Il ricco signore napoletano, prima di morire, redasse un testamento nel quale lasciava tutti i propri beni ai Padri di San Giovanni di Dio. Stando alle tempistiche, parte di quei beni fu investita nell’acquisto del palazzo dei Caracciolo, che sarebbe diventato l’Ospedale della Pace. Pose però a questa munifica elargizione di denaro una condizione.

I Padri di San Giovanni di Dio avrebbero dovuto provvedere ad affiggere sulla vecchia abitazione del ricco signore una lapide, che avrebbe ammonito le future generazioni di napoletani a diffidare delle persone che appaiono troppo perbene, dell’invidia dei cani, e della cattiveria dei vicini.

L’invidia dei cani di cui parla il ricco possidente non può che simboleggiare la predisposizione dell’uomo a mordere i propri simili. Notevole anche quella sorta di ossimoro che lega la bugia all’uomo perbene (che non dovrebbe dirne). E’ più facile per le persone che godono di grande stima risultare credibili e attendibili anche quando mentono.

Era questa la ragione per cui la testimonianza dei vicini di casa del malcapitato ebbe successo in tribunale: godevano di grande stima presso la comunità. Quella stessa stima che mandò al patibolo un innocente, per inconfessate ragioni. Ma quell’innocente, visto che la sua versione non fu ritenuta credibile dai suoi contemporanei, la incise a beneficio dei posteri.

E pose oltretutto una postilla nel testamento: se i Padri Ospedalieri avessero rimosso la lapide, tutti i beni del ricco condannato a morte sarebbero andati all’Ospedale degli Incurabili. Di questo non parla Benedetto Croce, a cui si deve la maggior parte delle informazioni riguardo la lapide in Via San Nicola dei Caserti.

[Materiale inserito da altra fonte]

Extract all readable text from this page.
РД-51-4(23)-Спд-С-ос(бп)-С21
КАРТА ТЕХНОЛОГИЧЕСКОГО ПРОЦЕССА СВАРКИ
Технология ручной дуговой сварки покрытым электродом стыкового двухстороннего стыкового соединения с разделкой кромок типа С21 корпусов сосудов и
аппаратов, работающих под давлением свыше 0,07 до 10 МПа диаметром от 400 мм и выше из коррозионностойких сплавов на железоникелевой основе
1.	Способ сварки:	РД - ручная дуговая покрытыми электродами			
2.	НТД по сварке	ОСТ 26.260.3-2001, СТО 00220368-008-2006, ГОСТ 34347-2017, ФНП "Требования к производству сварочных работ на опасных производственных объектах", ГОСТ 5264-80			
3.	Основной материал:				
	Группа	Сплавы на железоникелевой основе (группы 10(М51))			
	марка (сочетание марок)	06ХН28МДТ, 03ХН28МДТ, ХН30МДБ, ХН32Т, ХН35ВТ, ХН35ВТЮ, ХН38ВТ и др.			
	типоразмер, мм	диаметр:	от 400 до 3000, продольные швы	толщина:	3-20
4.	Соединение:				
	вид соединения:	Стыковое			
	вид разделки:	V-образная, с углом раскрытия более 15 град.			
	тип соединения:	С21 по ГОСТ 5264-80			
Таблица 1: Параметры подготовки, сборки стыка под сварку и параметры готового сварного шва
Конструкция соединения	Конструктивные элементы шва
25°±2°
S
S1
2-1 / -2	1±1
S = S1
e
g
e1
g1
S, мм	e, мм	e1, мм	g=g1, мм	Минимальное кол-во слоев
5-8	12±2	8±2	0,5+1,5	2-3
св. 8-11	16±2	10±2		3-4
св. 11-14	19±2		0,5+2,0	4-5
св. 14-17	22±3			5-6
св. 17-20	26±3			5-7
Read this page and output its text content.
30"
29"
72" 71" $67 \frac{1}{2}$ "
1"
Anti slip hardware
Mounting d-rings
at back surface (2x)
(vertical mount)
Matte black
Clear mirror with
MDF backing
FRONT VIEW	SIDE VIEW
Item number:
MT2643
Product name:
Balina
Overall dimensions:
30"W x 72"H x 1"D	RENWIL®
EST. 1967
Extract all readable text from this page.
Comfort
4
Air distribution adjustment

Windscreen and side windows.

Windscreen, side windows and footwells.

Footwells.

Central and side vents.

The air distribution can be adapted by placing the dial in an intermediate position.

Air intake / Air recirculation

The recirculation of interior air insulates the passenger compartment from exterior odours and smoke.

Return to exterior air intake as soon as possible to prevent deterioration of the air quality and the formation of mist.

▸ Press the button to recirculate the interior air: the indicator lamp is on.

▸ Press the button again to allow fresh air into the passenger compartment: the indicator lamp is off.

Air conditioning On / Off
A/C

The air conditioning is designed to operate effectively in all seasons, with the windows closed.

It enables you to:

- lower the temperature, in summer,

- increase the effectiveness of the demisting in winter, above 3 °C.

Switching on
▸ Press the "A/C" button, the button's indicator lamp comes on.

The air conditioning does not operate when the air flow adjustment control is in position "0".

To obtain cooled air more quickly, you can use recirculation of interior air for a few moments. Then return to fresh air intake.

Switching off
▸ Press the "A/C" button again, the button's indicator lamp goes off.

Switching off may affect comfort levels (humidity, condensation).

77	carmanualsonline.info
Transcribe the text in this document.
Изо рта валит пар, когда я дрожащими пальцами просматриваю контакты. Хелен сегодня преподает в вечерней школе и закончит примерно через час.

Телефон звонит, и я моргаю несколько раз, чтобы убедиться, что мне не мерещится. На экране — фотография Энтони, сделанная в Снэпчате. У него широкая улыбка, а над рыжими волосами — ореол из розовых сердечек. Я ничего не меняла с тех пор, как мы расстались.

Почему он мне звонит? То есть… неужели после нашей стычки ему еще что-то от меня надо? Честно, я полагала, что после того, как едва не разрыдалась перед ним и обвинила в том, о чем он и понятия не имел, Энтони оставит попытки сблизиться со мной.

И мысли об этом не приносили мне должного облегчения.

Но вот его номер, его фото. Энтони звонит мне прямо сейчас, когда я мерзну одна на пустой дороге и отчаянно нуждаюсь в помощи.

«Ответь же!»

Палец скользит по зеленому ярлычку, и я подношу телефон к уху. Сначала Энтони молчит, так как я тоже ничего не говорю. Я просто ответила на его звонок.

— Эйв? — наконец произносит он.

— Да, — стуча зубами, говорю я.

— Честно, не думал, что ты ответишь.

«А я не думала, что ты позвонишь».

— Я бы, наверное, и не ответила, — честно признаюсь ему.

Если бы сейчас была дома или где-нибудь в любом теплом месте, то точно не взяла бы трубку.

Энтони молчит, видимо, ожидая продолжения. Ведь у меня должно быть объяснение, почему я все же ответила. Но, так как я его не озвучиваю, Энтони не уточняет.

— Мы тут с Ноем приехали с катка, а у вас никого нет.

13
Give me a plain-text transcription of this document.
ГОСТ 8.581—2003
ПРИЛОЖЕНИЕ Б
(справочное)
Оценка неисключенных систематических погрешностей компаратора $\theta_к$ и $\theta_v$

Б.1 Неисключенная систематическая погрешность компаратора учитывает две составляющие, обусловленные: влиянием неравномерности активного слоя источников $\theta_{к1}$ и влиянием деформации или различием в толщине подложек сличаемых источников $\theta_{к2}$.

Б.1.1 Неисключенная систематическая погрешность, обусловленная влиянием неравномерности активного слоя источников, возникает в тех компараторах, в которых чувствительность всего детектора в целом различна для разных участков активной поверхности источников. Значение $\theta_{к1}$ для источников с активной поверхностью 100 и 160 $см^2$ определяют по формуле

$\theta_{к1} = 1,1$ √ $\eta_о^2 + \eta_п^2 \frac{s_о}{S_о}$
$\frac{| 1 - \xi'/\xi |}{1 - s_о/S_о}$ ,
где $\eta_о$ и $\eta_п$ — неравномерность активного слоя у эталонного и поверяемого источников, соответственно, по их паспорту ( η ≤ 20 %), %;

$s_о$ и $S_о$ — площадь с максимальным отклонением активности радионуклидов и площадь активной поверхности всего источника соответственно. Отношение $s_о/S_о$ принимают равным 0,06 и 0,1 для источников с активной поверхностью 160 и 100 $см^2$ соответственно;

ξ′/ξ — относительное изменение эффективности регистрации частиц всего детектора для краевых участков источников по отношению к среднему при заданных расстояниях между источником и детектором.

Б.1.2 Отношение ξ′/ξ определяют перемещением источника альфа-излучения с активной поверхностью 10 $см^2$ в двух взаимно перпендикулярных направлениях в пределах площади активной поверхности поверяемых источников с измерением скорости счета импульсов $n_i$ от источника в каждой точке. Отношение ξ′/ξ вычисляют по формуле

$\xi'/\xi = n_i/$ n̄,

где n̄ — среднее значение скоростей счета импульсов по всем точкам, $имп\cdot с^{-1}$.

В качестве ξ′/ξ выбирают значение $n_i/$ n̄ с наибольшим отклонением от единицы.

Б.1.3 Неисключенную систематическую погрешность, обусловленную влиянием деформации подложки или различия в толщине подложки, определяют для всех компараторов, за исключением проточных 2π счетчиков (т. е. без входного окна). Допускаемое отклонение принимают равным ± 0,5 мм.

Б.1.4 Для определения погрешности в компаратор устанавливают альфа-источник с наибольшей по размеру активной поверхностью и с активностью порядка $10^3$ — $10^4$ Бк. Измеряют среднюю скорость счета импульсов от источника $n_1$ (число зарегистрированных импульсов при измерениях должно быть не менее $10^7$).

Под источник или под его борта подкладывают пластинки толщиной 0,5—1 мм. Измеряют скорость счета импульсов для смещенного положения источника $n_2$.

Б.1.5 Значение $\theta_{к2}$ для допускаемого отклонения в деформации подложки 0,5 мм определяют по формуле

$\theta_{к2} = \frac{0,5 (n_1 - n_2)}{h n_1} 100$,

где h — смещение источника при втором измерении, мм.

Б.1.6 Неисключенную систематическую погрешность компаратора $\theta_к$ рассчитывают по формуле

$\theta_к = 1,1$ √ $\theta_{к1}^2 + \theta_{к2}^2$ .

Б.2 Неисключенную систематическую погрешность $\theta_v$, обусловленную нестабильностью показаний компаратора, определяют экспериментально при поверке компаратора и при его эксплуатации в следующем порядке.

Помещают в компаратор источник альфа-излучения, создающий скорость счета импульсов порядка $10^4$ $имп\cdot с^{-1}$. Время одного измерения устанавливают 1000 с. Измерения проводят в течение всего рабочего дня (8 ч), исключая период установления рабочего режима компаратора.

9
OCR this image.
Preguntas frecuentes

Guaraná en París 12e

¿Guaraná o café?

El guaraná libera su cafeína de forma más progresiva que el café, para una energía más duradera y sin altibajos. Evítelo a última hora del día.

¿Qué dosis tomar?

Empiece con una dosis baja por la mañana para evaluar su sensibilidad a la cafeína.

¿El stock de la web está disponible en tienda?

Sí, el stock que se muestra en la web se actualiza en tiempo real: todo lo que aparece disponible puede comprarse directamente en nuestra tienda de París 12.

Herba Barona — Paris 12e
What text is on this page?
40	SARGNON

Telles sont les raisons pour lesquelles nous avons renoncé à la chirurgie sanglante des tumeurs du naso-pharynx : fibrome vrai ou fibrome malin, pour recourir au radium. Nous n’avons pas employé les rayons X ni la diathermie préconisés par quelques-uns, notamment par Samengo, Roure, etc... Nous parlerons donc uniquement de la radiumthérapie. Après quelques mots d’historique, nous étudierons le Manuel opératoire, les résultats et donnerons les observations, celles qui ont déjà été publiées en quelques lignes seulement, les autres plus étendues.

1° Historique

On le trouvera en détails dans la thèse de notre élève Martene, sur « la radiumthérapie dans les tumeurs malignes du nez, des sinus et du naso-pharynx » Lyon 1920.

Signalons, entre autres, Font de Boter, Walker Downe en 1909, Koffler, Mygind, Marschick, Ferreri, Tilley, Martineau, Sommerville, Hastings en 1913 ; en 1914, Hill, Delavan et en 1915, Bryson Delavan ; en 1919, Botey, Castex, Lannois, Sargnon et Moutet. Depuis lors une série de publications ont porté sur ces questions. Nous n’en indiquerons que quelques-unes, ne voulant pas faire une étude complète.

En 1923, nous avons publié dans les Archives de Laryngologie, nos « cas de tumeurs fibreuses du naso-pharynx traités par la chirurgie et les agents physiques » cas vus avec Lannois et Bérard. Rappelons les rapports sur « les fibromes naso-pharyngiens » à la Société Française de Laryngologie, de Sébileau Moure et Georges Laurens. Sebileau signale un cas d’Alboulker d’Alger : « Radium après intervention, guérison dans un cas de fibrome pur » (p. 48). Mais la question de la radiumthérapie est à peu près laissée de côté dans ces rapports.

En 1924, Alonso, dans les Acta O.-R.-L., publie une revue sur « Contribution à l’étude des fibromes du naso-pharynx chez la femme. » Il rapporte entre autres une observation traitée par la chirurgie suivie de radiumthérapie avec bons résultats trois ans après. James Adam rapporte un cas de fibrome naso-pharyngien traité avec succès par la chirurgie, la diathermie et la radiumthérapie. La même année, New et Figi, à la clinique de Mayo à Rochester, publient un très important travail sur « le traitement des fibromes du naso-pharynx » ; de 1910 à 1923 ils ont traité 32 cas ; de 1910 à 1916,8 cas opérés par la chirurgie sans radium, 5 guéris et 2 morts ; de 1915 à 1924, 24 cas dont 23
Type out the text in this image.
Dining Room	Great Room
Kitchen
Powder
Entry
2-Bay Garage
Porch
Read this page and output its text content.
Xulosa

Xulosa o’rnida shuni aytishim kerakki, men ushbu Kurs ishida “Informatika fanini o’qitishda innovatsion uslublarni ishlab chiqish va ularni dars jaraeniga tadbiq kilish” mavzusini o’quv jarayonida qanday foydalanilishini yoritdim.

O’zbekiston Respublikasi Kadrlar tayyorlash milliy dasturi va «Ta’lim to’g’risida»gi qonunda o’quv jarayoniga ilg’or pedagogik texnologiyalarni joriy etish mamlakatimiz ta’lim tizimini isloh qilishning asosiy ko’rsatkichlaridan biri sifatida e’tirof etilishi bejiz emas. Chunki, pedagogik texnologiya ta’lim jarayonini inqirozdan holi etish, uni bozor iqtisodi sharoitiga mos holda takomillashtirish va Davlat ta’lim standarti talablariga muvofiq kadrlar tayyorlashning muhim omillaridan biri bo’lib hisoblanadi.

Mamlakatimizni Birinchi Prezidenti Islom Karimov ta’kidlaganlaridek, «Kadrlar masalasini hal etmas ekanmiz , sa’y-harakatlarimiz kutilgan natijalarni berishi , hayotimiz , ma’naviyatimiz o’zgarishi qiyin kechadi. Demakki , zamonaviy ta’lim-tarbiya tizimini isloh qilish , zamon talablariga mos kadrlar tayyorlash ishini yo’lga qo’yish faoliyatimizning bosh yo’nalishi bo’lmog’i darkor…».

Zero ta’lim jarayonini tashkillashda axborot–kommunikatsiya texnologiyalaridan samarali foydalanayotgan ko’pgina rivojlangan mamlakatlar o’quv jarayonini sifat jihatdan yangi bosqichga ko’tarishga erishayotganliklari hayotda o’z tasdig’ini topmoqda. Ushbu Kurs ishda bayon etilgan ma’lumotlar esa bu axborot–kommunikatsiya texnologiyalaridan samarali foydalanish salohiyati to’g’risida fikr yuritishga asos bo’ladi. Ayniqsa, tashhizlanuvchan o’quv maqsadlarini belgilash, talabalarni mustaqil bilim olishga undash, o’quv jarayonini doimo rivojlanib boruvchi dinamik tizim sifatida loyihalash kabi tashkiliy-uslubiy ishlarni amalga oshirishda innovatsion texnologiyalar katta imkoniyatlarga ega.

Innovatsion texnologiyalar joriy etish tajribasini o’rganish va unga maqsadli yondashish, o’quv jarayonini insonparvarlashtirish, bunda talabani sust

Ma c’è chi dice che il ricco signore incaricò qualcuno di controllare periodicamente l’adempimento delle proprie volontà, che quindi la lapide fosse al suo posto. C’è anche chi tra i frequentatori di quella zona, ancora oggi giura di aver visto una figura vestita con abiti di un tempo che fu, guardare la lapide, e svanire nel nulla.